Wallace: While the hot spots will continue to be the regions that show high barriers to entry, the Inland Empire is set to flourish because of the port and logistics market as well as the increase in warehouse development. Institutional clients are now putting their capital toward this striking development concept. There is a plethora of population growth in the Inland Empire because of consistent rent growth. For the past 11 years, they have observed a steady 3% in rent growth. Historically, this market has seen only hundreds of new units coming to market. Now, it is expected that we will have close to 2,000 constructed units in the coming year. Though many rental markets in the state have been impacted by the pandemic, San Diego has been another hot spot, followed closely by the Orange County and Sacramento markets as these markets were more lenient with mask mandates, school openings, and the return to business.
Some tenants and investors are flocking to areas out of state to Montana, Idaho, Colorado, Arizona, or even Utah. Some due to the cost of housing development, but many because of the restrictions in the state of California. As some have left, many are returning because there are improved opportunities here; growth prospects are better. It is certainly a changing of the guard now with our tenant and investor demographics, but we will see investors utilize their capital because of the profit potential. Our markets have steadily maintained a 5% vacancy rate, which means our rents are mounting. In the next three years, it is expected to skyrocket. Right now, many rental markets are tight, so we are witnessing unrelenting interest in those pockets.

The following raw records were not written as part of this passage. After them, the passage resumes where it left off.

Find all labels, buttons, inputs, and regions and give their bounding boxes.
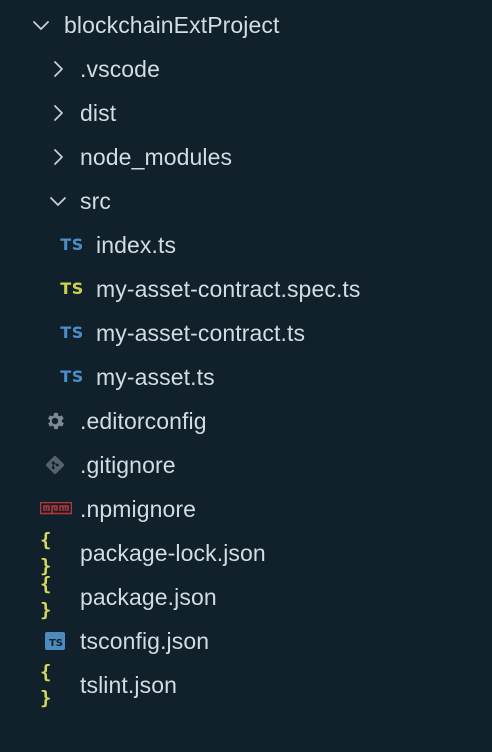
chevron-down-icon[interactable] [31, 15, 51, 35]
tree-item-file[interactable]: TS my-asset.ts [0, 355, 492, 399]
git-icon [40, 452, 70, 478]
typescript-config-badge-text: TS [48, 638, 63, 649]
tree-root-label: blockchainExtProject [64, 12, 280, 38]
json-icon: { } [40, 529, 54, 577]
tree-item-folder[interactable]: src [0, 179, 492, 223]
tree-item-file[interactable]: { } tslint.json [0, 661, 492, 709]
tree-item-file[interactable]: TS my-asset-contract.spec.ts [0, 267, 492, 311]
tree-item-folder[interactable]: node_modules [0, 135, 492, 179]
tree-root-folder[interactable]: blockchainExtProject [0, 3, 492, 47]
tree-item-label: my-asset-contract.spec.ts [96, 276, 361, 302]
tree-item-folder[interactable]: .vscode [0, 47, 492, 91]
tree-item-file[interactable]: TS my-asset-contract.ts [0, 311, 492, 355]
tree-item-file[interactable]: { } package-lock.json [0, 529, 492, 577]
chevron-down-icon[interactable] [48, 191, 68, 211]
tree-item-file[interactable]: .editorconfig [0, 399, 492, 443]
typescript-icon: TS [60, 235, 84, 254]
tree-item-label: my-asset-contract.ts [96, 320, 306, 346]
tree-item-label: my-asset.ts [96, 364, 215, 390]
tree-item-label: .editorconfig [80, 408, 207, 434]
tree-item-file[interactable]: TS tsconfig.json [0, 619, 492, 663]
tree-item-file[interactable]: { } package.json [0, 573, 492, 621]
tree-item-label: .vscode [80, 56, 160, 82]
json-icon: { } [40, 573, 54, 621]
npm-icon [39, 496, 73, 522]
chevron-right-icon[interactable] [48, 103, 68, 123]
tree-item-label: node_modules [80, 144, 233, 170]
typescript-config-badge: TS [45, 632, 65, 650]
tree-item-label: dist [80, 100, 117, 126]
tree-item-label: tslint.json [80, 672, 177, 698]
tree-item-folder[interactable]: dist [0, 91, 492, 135]
tree-item-label: src [80, 188, 111, 214]
typescript-icon: TS [60, 367, 84, 386]
tree-item-file[interactable]: .gitignore [0, 443, 492, 487]
gear-icon [40, 408, 70, 434]
tree-item-label: .npmignore [80, 496, 197, 522]
json-icon: { } [40, 661, 54, 709]
chevron-right-icon[interactable] [48, 59, 68, 79]
tree-item-file[interactable]: .npmignore [0, 487, 492, 531]
tree-item-file[interactable]: TS index.ts [0, 223, 492, 267]
chevron-right-icon[interactable] [48, 147, 68, 167]
file-explorer: blockchainExtProject .vscode dist node_m… [0, 0, 492, 752]
typescript-icon: TS [60, 323, 84, 342]
tree-item-label: .gitignore [80, 452, 176, 478]
tree-item-label: package-lock.json [80, 540, 266, 566]
tree-item-label: package.json [80, 584, 217, 610]
tree-item-label: tsconfig.json [80, 628, 210, 654]
typescript-config-icon: TS [40, 628, 70, 654]
tree-item-label: index.ts [96, 232, 177, 258]
typescript-test-icon: TS [60, 279, 84, 298]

Condas: Our clients are especially bullish on developing multi-family projects in suburban, less-dense areas, such as the Inland Empire. One reason the Inland Empire has allure for our clients is due to the tremendous job growth which has occurred there, driven by the number of warehouses and logistics facilities which have been developed. Land prices also are lower there than in more urbanized areas. These projects are being developed at lower densities than in urban areas, allowing cheaper types of construction to be used. Also, we have seen a lot of new development activity in Orange County, outside of coastal areas. Our clients also understand that the regulatory pendulum has swung towards a more pro-housing bent, due to the California Legislature’s adoption of SB 330, and the extremely high Regional Housing Needs Allocations (RHNA) which local governments have been assigned by various associations of governments. State law requires cities and counties to demonstrate that these local governments have adequate land, zoned at appropriate densities, to meet their RHNA obligations. These high RHNA obligations will compel local governments to upzone or rezone properties to accommodate their respective RHNA obligations, which will make the entitlement process more certain and somewhat less risky.